Section 61 is straightforward and powerful,” said Rick A. Haskins-Garcia, Director of Law, Policy, and Tribal Justice at AKNWRC. “It adds two words to state law: ‘or tribal.’ Those two words recognize that Tribal governments are sovereign entities whose victim advocates deserve the same legal standing as advocates working for local governments or private organizations. Tribal advocates have been doing extraordinary work with limited resources and without legal protection. Now they have the tools they need. Survivors in Tribal communities can disclose safely. Advocates can document comprehensively. Cases can move forward. This is what partnership between Tribal and state systems looks like. It is not special treatment. It is equal treatment.”

Under HB239, Section 61, confidential communications between survivors and advocates working for Tribal government victim counseling centers are now protected under Alaska law. Survivors can no longer have their disclosures subpoenaed by abusers’ attorneys or discovered in civil litigation, and Tribal advocates can document their work comprehensively without fear that detailed case notes could be used against their clients. The privilege protection applies to the same limited exceptions that protect communications with other victim counselors under Alaska law.
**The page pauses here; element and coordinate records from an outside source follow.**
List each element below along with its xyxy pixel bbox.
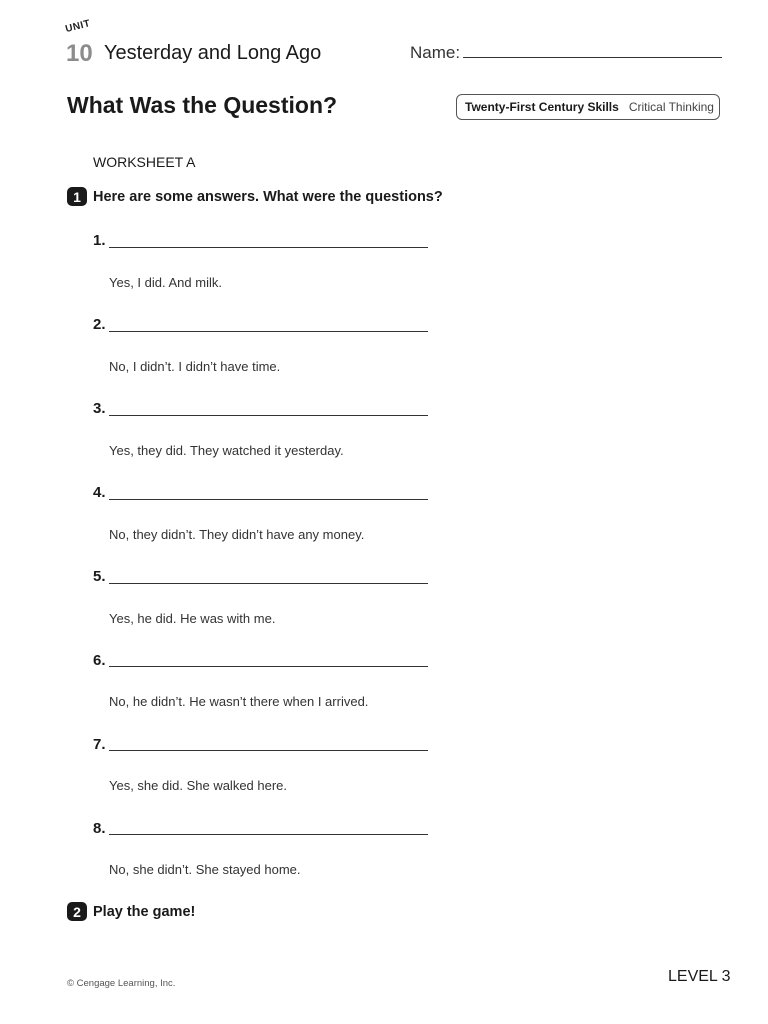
section-instruction: Here are some answers. What were the questions? [93,188,443,205]
question-write-line[interactable] [109,331,428,332]
question-number: 2. [93,316,106,333]
section-instruction: Play the game! [93,903,196,920]
question-write-line[interactable] [109,415,428,416]
question-write-line[interactable] [109,834,428,835]
skill-name: Critical Thinking [628,100,714,114]
answer-text: Yes, they did. They watched it yesterday. [109,443,344,458]
question-number: 4. [93,484,106,501]
section-number-badge: 1 [67,187,87,206]
answer-text: Yes, she did. She walked here. [109,778,288,793]
answer-text: Yes, he did. He was with me. [109,611,276,626]
unit-title: Yesterday and Long Ago [104,42,322,64]
worksheet-label: WORKSHEET A [93,154,196,170]
name-write-line[interactable] [463,57,722,58]
answer-text: No, she didn’t. She stayed home. [109,862,301,877]
question-write-line[interactable] [109,666,428,667]
section-number-badge: 2 [67,902,87,921]
question-number: 8. [93,820,106,837]
unit-number: 10 [66,40,93,67]
skills-box [456,94,720,120]
answer-text: No, I didn’t. I didn’t have time. [109,359,281,374]
section-2-heading [67,902,195,921]
question-write-line[interactable] [109,247,428,248]
level-label: LEVEL 3 [668,968,731,985]
question-number: 6. [93,652,106,669]
section-1-heading [67,187,443,206]
question-number: 1. [93,232,106,249]
answer-text: No, he didn’t. He wasn’t there when I arrived. [109,694,369,709]
page-title: What Was the Question? [67,92,338,118]
question-number: 3. [93,400,106,417]
question-number: 5. [93,568,106,585]
question-write-line[interactable] [109,583,428,584]
question-write-line[interactable] [109,499,428,500]
skills-label: Twenty-First Century Skills [465,100,619,114]
answer-text: No, they didn’t. They didn’t have any money. [109,527,365,542]
copyright-notice: © Cengage Learning, Inc. [67,978,176,989]
answer-text: Yes, I did. And milk. [109,275,222,290]
question-write-line[interactable] [109,750,428,751]
name-label: Name: [410,43,461,62]
unit-label: UNIT [64,18,92,35]
question-number: 7. [93,736,106,753]
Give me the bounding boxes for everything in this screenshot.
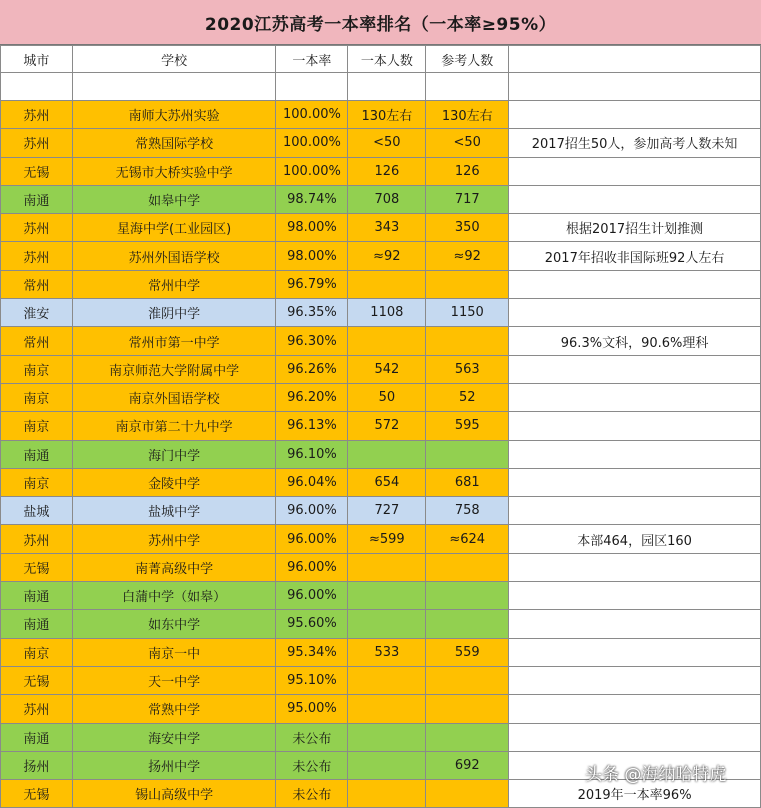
cell-note <box>509 157 761 185</box>
cell-city: 苏州 <box>1 695 73 723</box>
table-row <box>1 468 761 496</box>
table-row <box>1 355 761 383</box>
cell-note <box>509 101 761 129</box>
cell-school: 海门中学 <box>72 440 276 468</box>
cell-total-count: 681 <box>426 468 509 496</box>
blank-row <box>1 73 761 101</box>
cell-rate: 100.00% <box>276 101 348 129</box>
cell-total-count <box>426 723 509 751</box>
blank-cell <box>426 73 509 101</box>
cell-note <box>509 723 761 751</box>
cell-total-count: 126 <box>426 157 509 185</box>
cell-city: 南通 <box>1 440 73 468</box>
header-rate: 一本率 <box>276 46 348 73</box>
cell-note <box>509 553 761 581</box>
cell-note <box>509 468 761 496</box>
cell-school: 白蒲中学（如皋） <box>72 582 276 610</box>
cell-school: 星海中学(工业园区) <box>72 214 276 242</box>
cell-first-count <box>348 582 426 610</box>
cell-city: 南京 <box>1 383 73 411</box>
table-row <box>1 723 761 751</box>
cell-first-count <box>348 666 426 694</box>
cell-first-count: 130左右 <box>348 101 426 129</box>
cell-note <box>509 638 761 666</box>
table-title: 2020江苏高考一本率排名（一本率≥95%） <box>0 0 761 45</box>
table-row <box>1 214 761 242</box>
cell-city: 常州 <box>1 270 73 298</box>
cell-total-count <box>426 440 509 468</box>
ranking-table <box>0 45 761 808</box>
table-row <box>1 101 761 129</box>
cell-first-count: 126 <box>348 157 426 185</box>
cell-total-count: 595 <box>426 412 509 440</box>
table-row <box>1 383 761 411</box>
cell-school: 淮阴中学 <box>72 299 276 327</box>
cell-note <box>509 582 761 610</box>
cell-city: 南京 <box>1 638 73 666</box>
table-row <box>1 129 761 157</box>
cell-school: 南京市第二十九中学 <box>72 412 276 440</box>
cell-first-count: 572 <box>348 412 426 440</box>
cell-first-count: 50 <box>348 383 426 411</box>
cell-total-count: 130左右 <box>426 101 509 129</box>
cell-total-count <box>426 780 509 808</box>
cell-rate: 未公布 <box>276 780 348 808</box>
cell-note <box>509 497 761 525</box>
cell-total-count: 758 <box>426 497 509 525</box>
cell-school: 盐城中学 <box>72 497 276 525</box>
cell-city: 无锡 <box>1 157 73 185</box>
cell-first-count: <50 <box>348 129 426 157</box>
cell-first-count <box>348 610 426 638</box>
table-row <box>1 497 761 525</box>
cell-rate: 100.00% <box>276 157 348 185</box>
cell-rate: 95.60% <box>276 610 348 638</box>
cell-total-count: 563 <box>426 355 509 383</box>
cell-rate: 96.00% <box>276 553 348 581</box>
cell-rate: 95.00% <box>276 695 348 723</box>
cell-school: 锡山高级中学 <box>72 780 276 808</box>
cell-total-count: 350 <box>426 214 509 242</box>
table-row <box>1 525 761 553</box>
cell-total-count <box>426 553 509 581</box>
cell-note <box>509 610 761 638</box>
cell-city: 无锡 <box>1 780 73 808</box>
cell-total-count: 52 <box>426 383 509 411</box>
cell-first-count: 542 <box>348 355 426 383</box>
cell-school: 无锡市大桥实验中学 <box>72 157 276 185</box>
table-row <box>1 553 761 581</box>
cell-note: 96.3%文科，90.6%理科 <box>509 327 761 355</box>
cell-city: 常州 <box>1 327 73 355</box>
cell-city: 南通 <box>1 610 73 638</box>
cell-rate: 96.00% <box>276 582 348 610</box>
cell-rate: 96.26% <box>276 355 348 383</box>
cell-city: 苏州 <box>1 129 73 157</box>
cell-note <box>509 383 761 411</box>
cell-rate: 98.74% <box>276 185 348 213</box>
cell-total-count <box>426 666 509 694</box>
cell-note <box>509 695 761 723</box>
cell-total-count: 692 <box>426 751 509 779</box>
cell-city: 苏州 <box>1 101 73 129</box>
cell-first-count: ≈92 <box>348 242 426 270</box>
cell-first-count: 654 <box>348 468 426 496</box>
cell-city: 南京 <box>1 355 73 383</box>
table-row <box>1 440 761 468</box>
cell-rate: 96.00% <box>276 497 348 525</box>
cell-school: 天一中学 <box>72 666 276 694</box>
cell-rate: 98.00% <box>276 242 348 270</box>
cell-city: 南通 <box>1 582 73 610</box>
blank-cell <box>348 73 426 101</box>
cell-note: 2017年招收非国际班92人左右 <box>509 242 761 270</box>
header-first-count: 一本人数 <box>348 46 426 73</box>
table-row <box>1 582 761 610</box>
table-row <box>1 666 761 694</box>
cell-note <box>509 299 761 327</box>
cell-rate: 96.04% <box>276 468 348 496</box>
cell-first-count <box>348 270 426 298</box>
cell-school: 南京师范大学附属中学 <box>72 355 276 383</box>
cell-school: 南京外国语学校 <box>72 383 276 411</box>
cell-first-count <box>348 553 426 581</box>
cell-city: 苏州 <box>1 525 73 553</box>
cell-total-count <box>426 270 509 298</box>
table-row <box>1 185 761 213</box>
cell-total-count <box>426 327 509 355</box>
table-row <box>1 242 761 270</box>
cell-first-count <box>348 695 426 723</box>
cell-rate: 95.10% <box>276 666 348 694</box>
cell-rate: 96.35% <box>276 299 348 327</box>
table-row <box>1 327 761 355</box>
cell-total-count: 1150 <box>426 299 509 327</box>
cell-school: 南菁高级中学 <box>72 553 276 581</box>
cell-note <box>509 666 761 694</box>
cell-rate: 96.00% <box>276 525 348 553</box>
cell-first-count <box>348 751 426 779</box>
table-row <box>1 695 761 723</box>
cell-total-count: ≈92 <box>426 242 509 270</box>
cell-city: 苏州 <box>1 242 73 270</box>
cell-total-count: 559 <box>426 638 509 666</box>
cell-first-count <box>348 440 426 468</box>
header-city: 城市 <box>1 46 73 73</box>
table-row <box>1 157 761 185</box>
blank-cell <box>276 73 348 101</box>
table-row <box>1 299 761 327</box>
cell-total-count <box>426 610 509 638</box>
blank-cell <box>509 73 761 101</box>
cell-city: 无锡 <box>1 553 73 581</box>
cell-first-count <box>348 723 426 751</box>
cell-rate: 96.10% <box>276 440 348 468</box>
header-note <box>509 46 761 73</box>
cell-note <box>509 185 761 213</box>
cell-note: 2019年一本率96% <box>509 780 761 808</box>
cell-city: 淮安 <box>1 299 73 327</box>
cell-first-count: ≈599 <box>348 525 426 553</box>
cell-school: 常熟国际学校 <box>72 129 276 157</box>
cell-city: 南京 <box>1 468 73 496</box>
cell-total-count <box>426 582 509 610</box>
cell-rate: 96.20% <box>276 383 348 411</box>
table-row <box>1 270 761 298</box>
blank-cell <box>72 73 276 101</box>
cell-note: 2017招生50人，参加高考人数未知 <box>509 129 761 157</box>
cell-rate: 98.00% <box>276 214 348 242</box>
cell-school: 南师大苏州实验 <box>72 101 276 129</box>
cell-city: 苏州 <box>1 214 73 242</box>
cell-city: 扬州 <box>1 751 73 779</box>
header-total-count: 参考人数 <box>426 46 509 73</box>
cell-school: 如皋中学 <box>72 185 276 213</box>
cell-school: 常熟中学 <box>72 695 276 723</box>
cell-note <box>509 440 761 468</box>
cell-total-count <box>426 695 509 723</box>
watermark: 头条 @海纳哈特虎 <box>585 765 727 785</box>
cell-city: 无锡 <box>1 666 73 694</box>
header-school: 学校 <box>72 46 276 73</box>
cell-first-count <box>348 327 426 355</box>
blank-cell <box>1 73 73 101</box>
cell-school: 苏州中学 <box>72 525 276 553</box>
cell-first-count: 343 <box>348 214 426 242</box>
cell-note <box>509 412 761 440</box>
cell-city: 南通 <box>1 185 73 213</box>
cell-total-count: 717 <box>426 185 509 213</box>
cell-note: 本部464，园区160 <box>509 525 761 553</box>
cell-total-count: ≈624 <box>426 525 509 553</box>
cell-first-count: 727 <box>348 497 426 525</box>
cell-first-count: 533 <box>348 638 426 666</box>
cell-rate: 96.13% <box>276 412 348 440</box>
cell-first-count: 1108 <box>348 299 426 327</box>
cell-rate: 96.30% <box>276 327 348 355</box>
cell-school: 金陵中学 <box>72 468 276 496</box>
cell-note: 根据2017招生计划推测 <box>509 214 761 242</box>
cell-rate: 96.79% <box>276 270 348 298</box>
cell-school: 海安中学 <box>72 723 276 751</box>
cell-first-count <box>348 780 426 808</box>
cell-school: 扬州中学 <box>72 751 276 779</box>
cell-school: 常州市第一中学 <box>72 327 276 355</box>
cell-first-count: 708 <box>348 185 426 213</box>
cell-note <box>509 355 761 383</box>
cell-note <box>509 270 761 298</box>
cell-school: 南京一中 <box>72 638 276 666</box>
cell-school: 苏州外国语学校 <box>72 242 276 270</box>
cell-school: 常州中学 <box>72 270 276 298</box>
cell-school: 如东中学 <box>72 610 276 638</box>
cell-city: 盐城 <box>1 497 73 525</box>
table-row <box>1 412 761 440</box>
table-row <box>1 610 761 638</box>
cell-rate: 100.00% <box>276 129 348 157</box>
table-row <box>1 638 761 666</box>
cell-rate: 未公布 <box>276 751 348 779</box>
cell-total-count: <50 <box>426 129 509 157</box>
cell-rate: 未公布 <box>276 723 348 751</box>
header-row <box>1 46 761 73</box>
cell-rate: 95.34% <box>276 638 348 666</box>
cell-city: 南通 <box>1 723 73 751</box>
cell-city: 南京 <box>1 412 73 440</box>
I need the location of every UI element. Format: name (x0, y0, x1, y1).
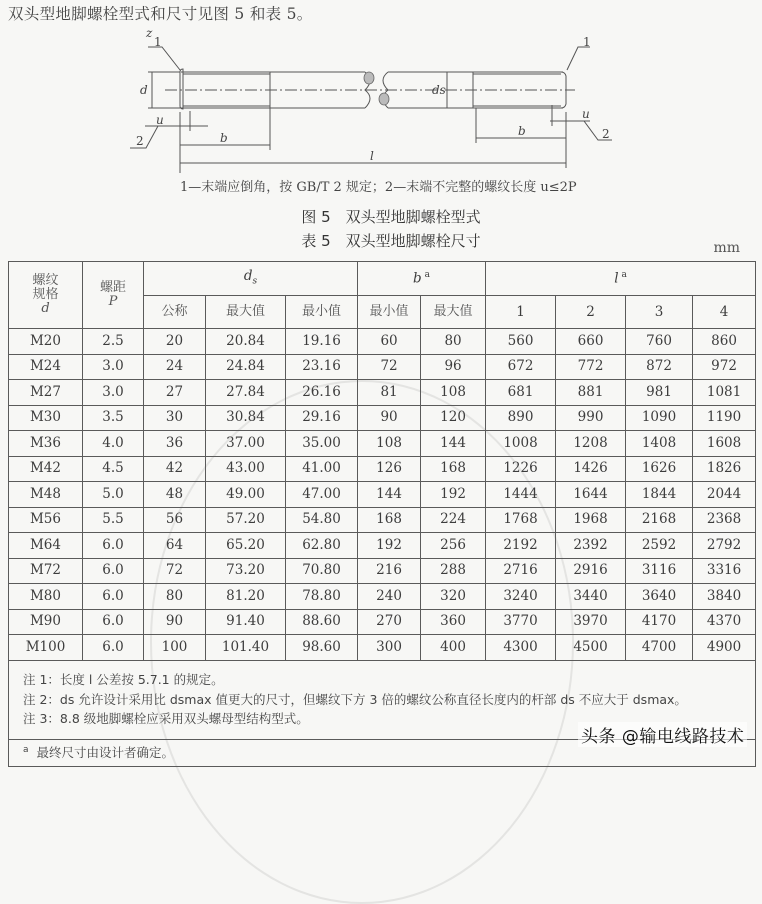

HB239 passed the Alaska Senate on May 19, 2026, by a vote of 20–0. The House approved Senate amendments and concurred on May 20, 2026, by a vote of 39–1. The Governor did not veto the bill within the 20-day deadline (excluding Sundays), and it automatically became law. The original Tribal advocate privilege amendment, HB 384, was incorporated into HB 239 during the legislative process.

HB239 also includes provisions addressing sexual assault kit tracking (HB62), enhanced penalties for crimes against 16 and 17-year-olds (HB101), healthcare professional accountability (HB242), victim address confidentiality (SB31), and AI-generated child sexual abuse material (SB247). Together, these provisions strengthen victim protections and public safety across Alaska.

About the Alaska Native Women’s Resource Center:

Organized in 2015, the Alaska Native Women’s Resource Center is a Tribal nonprofit organization dedicated to ending violence against women with Alaska’s 229 Tribes and allied organizations. AKNWRC board members are Alaska Native women raised in Alaska Native Villages and have 153 years of combined experience in Tribal governments, nonprofit management, domestic violence, and sexual assault advocacy (both individual crisis and systems), and grassroots social change advocacy at the local, statewide, regional, national, and international levels. AKNWRC’s philosophy is that violence against women is rooted in the colonization of Indigenous Nations.